Mayor of Stratford, Ontario
- In office 2000–2003
- Preceded by: Dave Hunt
- Succeeded by: Dan Mathieson

Ontario MPP
- In office 1990–1995
- Preceded by: Hugh Edighoffer
- Succeeded by: Bert Johnson
- Constituency: Perth

Personal details
- Born: April 19, 1946 (age 80) St. Catharines, Ontario, Canada
- Party: New Democrat
- Children: 2
- Occupation: Teacher

= Karen Haslam =

Canadian politician

Karen Haslam (born April 19, 1946) is a former politician in Ontario, Canada. She was a New Democratic Party member of the Legislative Assembly of Ontario from 1990 to 1995 and served as a minister in the government of Bob Rae. From 2000 to 2003, she served as the mayor of Stratford, Ontario.

==Background==
Haslam was a teacher and librarian before entering public life. She was elected as a Rate Payer's trustee in Beaver Bank, Nova Scotia in 1984, and as a school board trustee in Stratford in 1987.

==Provincial politics==
She ran for the Ontario legislature in the 1990 provincial election in the southwestern riding of Perth. She won the election defeating Liberal Gerry Teahen by 2,985 votes. The NDP won a majority government and Haslam was appointed as a Deputy Speaker. On July 31, 1991, she was promoted to cabinet as Minister of Culture and Communications.

In October 1991, a humorous incident occurred when Haslam was escorting Prince Charles on a tour of the Art Gallery of Ontario (AGO) when she caught her heel in a door sill and her shoe fell off. Charles gallantly picked it up and offered it back to her. She said, "My gracious, my prince is handing me my shoe... Thank goodness it fits."

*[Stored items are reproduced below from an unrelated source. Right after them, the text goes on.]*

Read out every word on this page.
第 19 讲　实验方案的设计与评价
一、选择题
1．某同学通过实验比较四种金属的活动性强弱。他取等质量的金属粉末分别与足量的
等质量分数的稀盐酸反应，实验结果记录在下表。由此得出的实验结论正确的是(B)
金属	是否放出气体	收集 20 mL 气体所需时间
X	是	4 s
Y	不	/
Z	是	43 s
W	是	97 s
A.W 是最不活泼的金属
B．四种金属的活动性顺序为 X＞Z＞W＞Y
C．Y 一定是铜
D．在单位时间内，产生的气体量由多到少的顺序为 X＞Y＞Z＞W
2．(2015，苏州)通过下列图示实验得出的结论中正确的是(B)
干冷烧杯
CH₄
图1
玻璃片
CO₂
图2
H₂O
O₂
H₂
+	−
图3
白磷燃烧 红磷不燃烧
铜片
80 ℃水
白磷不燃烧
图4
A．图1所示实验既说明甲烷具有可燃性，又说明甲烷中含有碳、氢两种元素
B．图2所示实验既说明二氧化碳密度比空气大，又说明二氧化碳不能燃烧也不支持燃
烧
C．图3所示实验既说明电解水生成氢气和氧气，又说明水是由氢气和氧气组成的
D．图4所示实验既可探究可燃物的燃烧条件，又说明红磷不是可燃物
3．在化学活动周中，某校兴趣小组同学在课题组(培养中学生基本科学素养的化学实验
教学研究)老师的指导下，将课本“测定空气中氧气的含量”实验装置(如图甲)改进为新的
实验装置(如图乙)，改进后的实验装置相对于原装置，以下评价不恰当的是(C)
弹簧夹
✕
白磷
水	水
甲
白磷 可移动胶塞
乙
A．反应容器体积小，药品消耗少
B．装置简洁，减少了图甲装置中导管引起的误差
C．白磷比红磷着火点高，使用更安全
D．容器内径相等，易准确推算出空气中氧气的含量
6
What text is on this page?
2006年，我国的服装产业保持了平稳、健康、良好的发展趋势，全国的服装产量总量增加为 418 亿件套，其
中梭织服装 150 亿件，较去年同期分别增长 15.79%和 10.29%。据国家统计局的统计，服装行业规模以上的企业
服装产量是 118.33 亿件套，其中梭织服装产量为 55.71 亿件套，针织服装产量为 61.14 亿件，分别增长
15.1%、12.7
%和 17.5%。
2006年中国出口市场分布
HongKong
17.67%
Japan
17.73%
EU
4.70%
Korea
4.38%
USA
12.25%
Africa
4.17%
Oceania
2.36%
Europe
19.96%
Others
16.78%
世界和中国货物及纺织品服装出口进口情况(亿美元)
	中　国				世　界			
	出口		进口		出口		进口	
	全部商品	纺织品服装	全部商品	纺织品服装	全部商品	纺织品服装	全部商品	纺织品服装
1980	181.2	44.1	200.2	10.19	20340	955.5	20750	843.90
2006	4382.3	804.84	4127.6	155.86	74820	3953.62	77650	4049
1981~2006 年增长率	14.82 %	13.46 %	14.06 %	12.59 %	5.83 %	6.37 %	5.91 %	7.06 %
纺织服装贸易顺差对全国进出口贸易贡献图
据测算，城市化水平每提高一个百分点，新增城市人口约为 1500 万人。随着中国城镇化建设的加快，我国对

During her time as minister she established a publishing centre for the book and magazine industry. She also managed a funding shortage that occurred at the AGO. In 1991 the AGO asked for an additional $6 million for its operating grant. Due to financial constraints, Haslam was unable to agree the request. In July 1992 the AGO was planning a three-month closure for a scheduled expansion but instead it closed for seven months and laid off half of its staff. Haslam convened a task force to review the operation of the AGO led by Glenn Lowry. In November the task force released its findings. If found the operations "basically sound" but the gallery needed to "reduce its dependency on government funding." When the expanded gallery reopened in January 1993, Haslam announced an additional $2 million in funding.

On February 3, 1993 she was demoted to junior position in cabinet as Associate Minister of Health assisting Minister of Health Ruth Grier.

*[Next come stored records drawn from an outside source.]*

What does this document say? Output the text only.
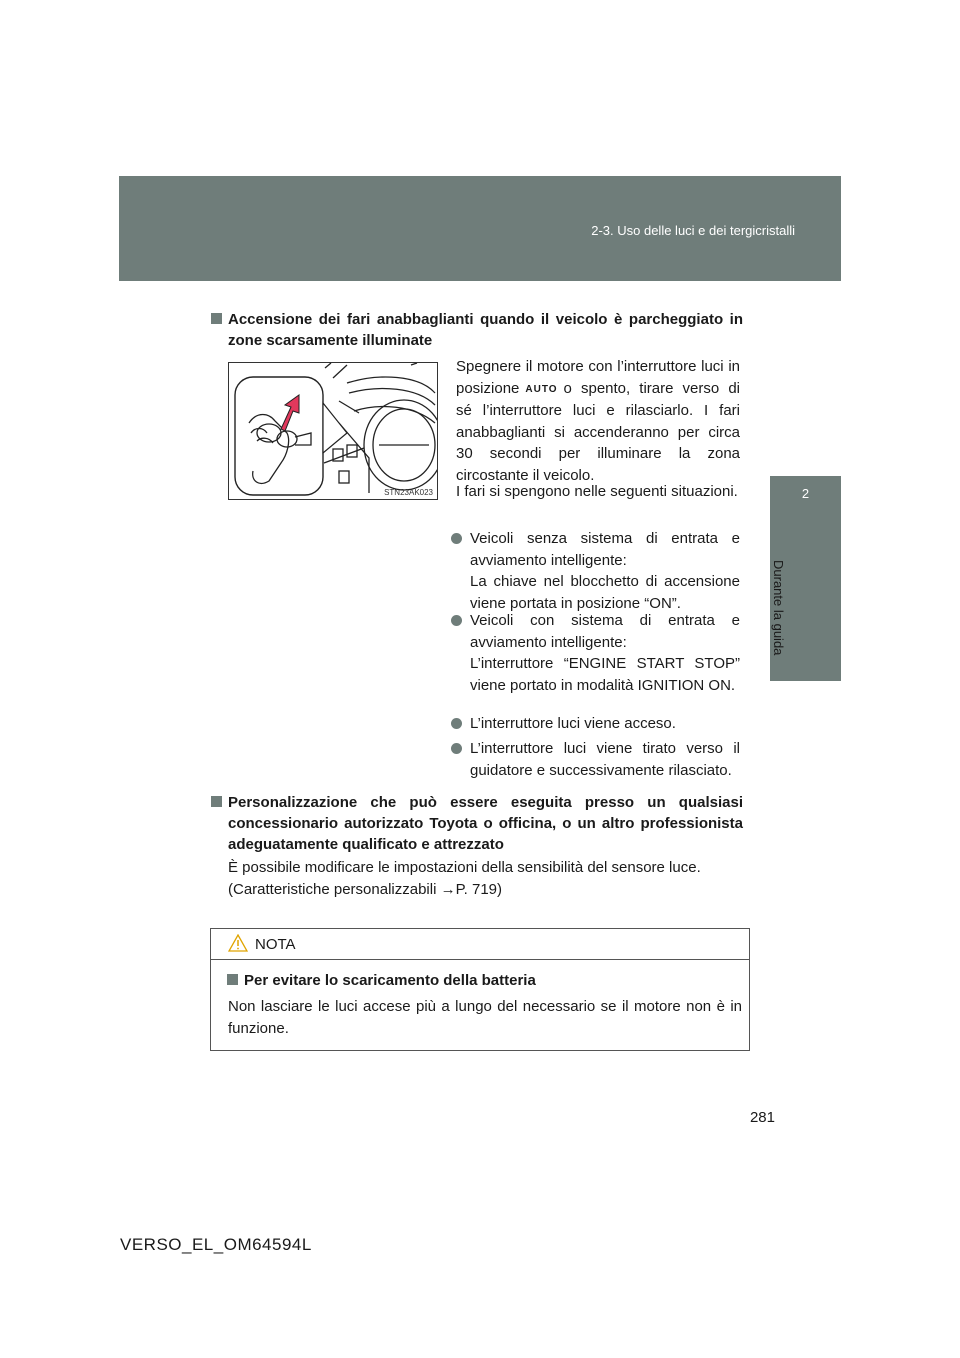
2-3. Uso delle luci e dei tergicristalli
2
Durante la guida
Accensione dei fari anabbaglianti quando il veicolo è parcheggiato in zone scarsamente illuminate
STN23AK023
Spegnere il motore con l’interruttore luci in posizione AUTO o spento, tirare verso di sé l’interruttore luci e rilasciarlo. I fari anabbaglianti si accenderanno per circa 30 secondi per illuminare la zona circostante il veicolo.
I fari si spengono nelle seguenti situazioni.
Veicoli senza sistema di entrata e avviamento intelligente:
La chiave nel blocchetto di accensione viene portata in posizione “ON”.
Veicoli con sistema di entrata e avviamento intelligente:
L’interruttore “ENGINE START STOP” viene portato in modalità IGNITION ON.
L’interruttore luci viene acceso.
L’interruttore luci viene tirato verso il guidatore e successivamente rilasciato.
Personalizzazione che può essere eseguita presso un qualsiasi concessionario autorizzato Toyota o officina, o un altro professionista adeguatamente qualificato e attrezzato
È possibile modificare le impostazioni della sensibilità del sensore luce.
(Caratteristiche personalizzabili →P. 719)
NOTA
Per evitare lo scaricamento della batteria
Non lasciare le luci accese più a lungo del necessario se il motore non è in funzione.
281
VERSO_EL_OM64594L
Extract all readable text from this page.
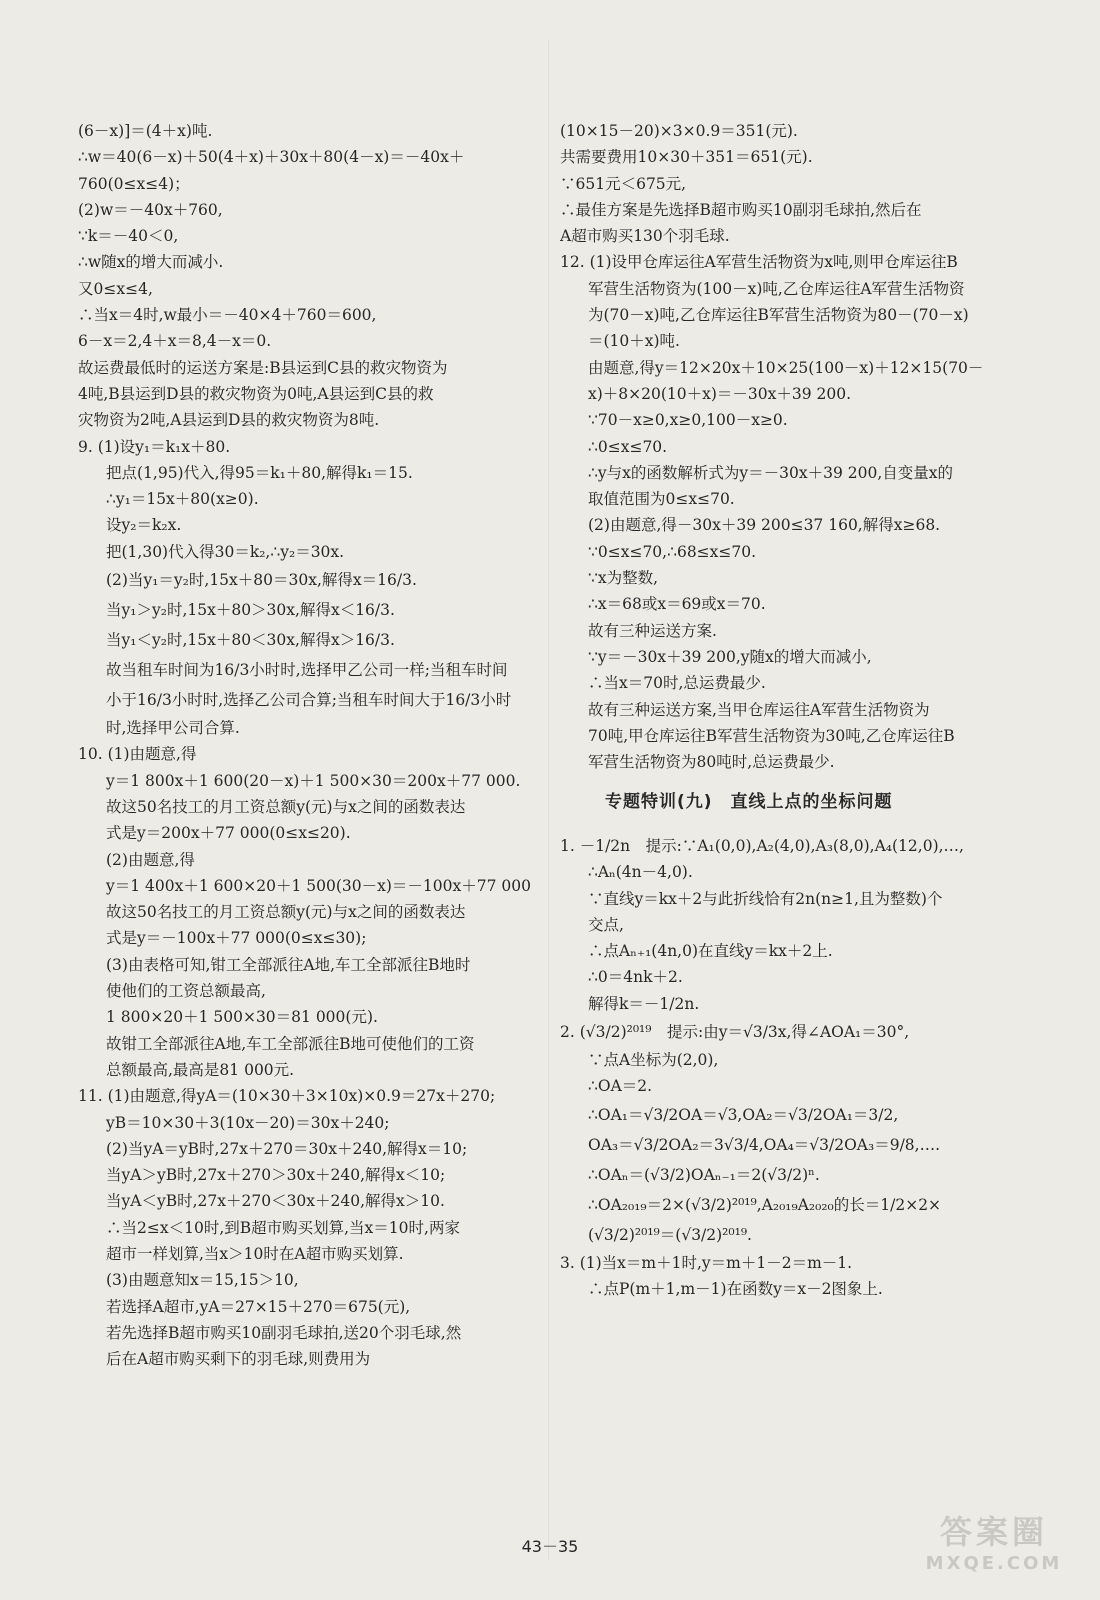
(6－x)]＝(4＋x)吨.
∴w＝40(6－x)＋50(4＋x)＋30x＋80(4－x)＝－40x＋
760(0≤x≤4)；
(2)w＝－40x＋760,
∵k＝－40＜0,
∴w随x的增大而减小.
又0≤x≤4,
∴当x＝4时,w最小＝－40×4＋760＝600,
6－x＝2,4＋x＝8,4－x＝0.
故运费最低时的运送方案是:B县运到C县的救灾物资为
4吨,B县运到D县的救灾物资为0吨,A县运到C县的救
灾物资为2吨,A县运到D县的救灾物资为8吨.
9. (1)设y₁＝k₁x＋80.
把点(1,95)代入,得95＝k₁＋80,解得k₁＝15.
∴y₁＝15x＋80(x≥0).
设y₂＝k₂x.
把(1,30)代入得30＝k₂,∴y₂＝30x.
(2)当y₁＝y₂时,15x＋80＝30x,解得x＝16/3.
当y₁＞y₂时,15x＋80＞30x,解得x＜16/3.
当y₁＜y₂时,15x＋80＜30x,解得x＞16/3.
故当租车时间为16/3小时时,选择甲乙公司一样;当租车时间
小于16/3小时时,选择乙公司合算;当租车时间大于16/3小时
时,选择甲公司合算.
10. (1)由题意,得
y＝1 800x＋1 600(20－x)＋1 500×30＝200x＋77 000.
故这50名技工的月工资总额y(元)与x之间的函数表达
式是y＝200x＋77 000(0≤x≤20).
(2)由题意,得
y＝1 400x＋1 600×20＋1 500(30－x)＝－100x＋77 000
故这50名技工的月工资总额y(元)与x之间的函数表达
式是y＝－100x＋77 000(0≤x≤30);
(3)由表格可知,钳工全部派往A地,车工全部派往B地时
使他们的工资总额最高,
1 800×20＋1 500×30＝81 000(元).
故钳工全部派往A地,车工全部派往B地可使他们的工资
总额最高,最高是81 000元.
11. (1)由题意,得yA＝(10×30＋3×10x)×0.9＝27x＋270;
yB＝10×30＋3(10x－20)＝30x＋240;
(2)当yA＝yB时,27x＋270＝30x＋240,解得x＝10;
当yA＞yB时,27x＋270＞30x＋240,解得x＜10;
当yA＜yB时,27x＋270＜30x＋240,解得x＞10.
∴当2≤x＜10时,到B超市购买划算,当x＝10时,两家
超市一样划算,当x＞10时在A超市购买划算.
(3)由题意知x＝15,15＞10,
若选择A超市,yA＝27×15＋270＝675(元),
若先选择B超市购买10副羽毛球拍,送20个羽毛球,然
后在A超市购买剩下的羽毛球,则费用为
(10×15－20)×3×0.9＝351(元).
共需要费用10×30＋351＝651(元).
∵651元＜675元,
∴最佳方案是先选择B超市购买10副羽毛球拍,然后在
A超市购买130个羽毛球.
12. (1)设甲仓库运往A军营生活物资为x吨,则甲仓库运往B
军营生活物资为(100－x)吨,乙仓库运往A军营生活物资
为(70－x)吨,乙仓库运往B军营生活物资为80－(70－x)
＝(10＋x)吨.
由题意,得y＝12×20x＋10×25(100－x)＋12×15(70－
x)＋8×20(10＋x)＝－30x＋39 200.
∵70－x≥0,x≥0,100－x≥0.
∴0≤x≤70.
∴y与x的函数解析式为y＝－30x＋39 200,自变量x的
取值范围为0≤x≤70.
(2)由题意,得－30x＋39 200≤37 160,解得x≥68.
∵0≤x≤70,∴68≤x≤70.
∵x为整数,
∴x＝68或x＝69或x＝70.
故有三种运送方案.
∵y＝－30x＋39 200,y随x的增大而减小,
∴当x＝70时,总运费最少.
故有三种运送方案,当甲仓库运往A军营生活物资为
70吨,甲仓库运往B军营生活物资为30吨,乙仓库运往B
军营生活物资为80吨时,总运费最少.
专题特训(九)　直线上点的坐标问题
1. －1/2n　提示:∵A₁(0,0),A₂(4,0),A₃(8,0),A₄(12,0),…,
∴Aₙ(4n－4,0).
∵直线y＝kx＋2与此折线恰有2n(n≥1,且为整数)个
交点,
∴点Aₙ₊₁(4n,0)在直线y＝kx＋2上.
∴0＝4nk＋2.
解得k＝－1/2n.
2. (√3/2)²⁰¹⁹　提示:由y＝√3/3x,得∠AOA₁＝30°,
∵点A坐标为(2,0),
∴OA＝2.
∴OA₁＝√3/2OA＝√3,OA₂＝√3/2OA₁＝3/2,
OA₃＝√3/2OA₂＝3√3/4,OA₄＝√3/2OA₃＝9/8,….
∴OAₙ＝(√3/2)OAₙ₋₁＝2(√3/2)ⁿ.
∴OA₂₀₁₉＝2×(√3/2)²⁰¹⁹,A₂₀₁₉A₂₀₂₀的长＝1/2×2×
(√3/2)²⁰¹⁹＝(√3/2)²⁰¹⁹.
3. (1)当x＝m＋1时,y＝m＋1－2＝m－1.
∴点P(m＋1,m－1)在函数y＝x－2图象上.
43－35	答案圈
MXQE.COM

She subsequently emerged as a prominent opponent of the Rae government's Social Contract austerity legislation, which revised labour contracts and mandated unpaid leave days for many provincial workers. After the government decided to move forward with the legislation, Haslam resigned her cabinet position on June 14, 1993. She was the only cabinet minister in the Rae government to resign on principle over this matter. Later, she joined with maverick NDP MPPs Peter Kormos and Mark Morrow and former New Democrat Dennis Drainville to vote against the legislation.

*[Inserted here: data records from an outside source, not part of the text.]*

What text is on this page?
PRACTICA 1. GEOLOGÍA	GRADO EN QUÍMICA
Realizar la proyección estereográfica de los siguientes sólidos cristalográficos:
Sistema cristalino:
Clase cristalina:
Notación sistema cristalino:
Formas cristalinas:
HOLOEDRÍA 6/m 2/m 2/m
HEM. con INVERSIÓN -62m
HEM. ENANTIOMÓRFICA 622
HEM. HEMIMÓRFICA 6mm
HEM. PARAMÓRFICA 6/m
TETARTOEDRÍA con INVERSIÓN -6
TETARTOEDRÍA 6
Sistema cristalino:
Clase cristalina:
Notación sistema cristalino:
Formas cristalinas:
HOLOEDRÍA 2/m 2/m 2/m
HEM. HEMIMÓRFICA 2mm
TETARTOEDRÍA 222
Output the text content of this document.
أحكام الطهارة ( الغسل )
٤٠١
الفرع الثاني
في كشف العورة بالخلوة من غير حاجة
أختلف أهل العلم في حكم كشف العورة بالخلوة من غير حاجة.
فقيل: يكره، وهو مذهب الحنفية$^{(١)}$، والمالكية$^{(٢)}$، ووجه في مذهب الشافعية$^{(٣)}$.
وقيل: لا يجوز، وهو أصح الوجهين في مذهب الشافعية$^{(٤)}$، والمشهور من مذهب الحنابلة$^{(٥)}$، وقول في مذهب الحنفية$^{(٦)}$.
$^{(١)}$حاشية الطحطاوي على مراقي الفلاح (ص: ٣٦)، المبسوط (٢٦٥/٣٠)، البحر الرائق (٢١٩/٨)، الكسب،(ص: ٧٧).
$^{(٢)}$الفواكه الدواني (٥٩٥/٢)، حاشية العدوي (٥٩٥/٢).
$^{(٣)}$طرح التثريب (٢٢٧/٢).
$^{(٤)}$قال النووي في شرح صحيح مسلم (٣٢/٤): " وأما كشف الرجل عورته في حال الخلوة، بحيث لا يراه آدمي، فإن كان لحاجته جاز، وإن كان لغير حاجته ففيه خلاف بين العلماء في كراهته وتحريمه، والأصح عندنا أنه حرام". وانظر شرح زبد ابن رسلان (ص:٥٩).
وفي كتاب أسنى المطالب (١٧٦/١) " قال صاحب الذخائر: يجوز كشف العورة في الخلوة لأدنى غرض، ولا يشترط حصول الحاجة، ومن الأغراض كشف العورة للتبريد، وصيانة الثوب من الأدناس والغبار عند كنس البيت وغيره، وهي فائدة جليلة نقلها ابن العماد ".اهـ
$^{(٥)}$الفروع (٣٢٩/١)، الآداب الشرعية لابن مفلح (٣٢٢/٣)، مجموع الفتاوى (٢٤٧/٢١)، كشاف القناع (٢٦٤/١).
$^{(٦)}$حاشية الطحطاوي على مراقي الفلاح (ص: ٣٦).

Haslam's decision won her the respect of many dissidents within the party. The NDP were defeated in the 1995 provincial election, and Haslam lost her own seat to Progressive Conservative Bert Johnson, but she managed a credible second-place finish in a riding where the NDP had little historical support.

===Cabinet positions===

Rae ministry, Province of Ontario (1990–1995)
Cabinet post (1)
| Predecessor | Office | Successor |
| Rosario Marchese | Minister of Culture and Communications 1991–1993 | Anne Swarbrick |

==Municipal politics==
In 1999, Haslam supported Canadian Union of Public Employees workers in Stratford during a protracted strike in the city. The following year, she scored an upset victory over incumbent Dave Hunt for mayor of the city, winning by 6305 votes to 4228. She was defeated in 2003 in her bid for re-election winning only 12% of the popular vote against two other prominent opponents.

==Later life==
In October 2005, Haslam took on the position of Provincial Secretary of the Nova Scotia New Democratic Party. She subsequently resigned in March 2006.

Haslam currently serves on the Provincial Conservation Review Board.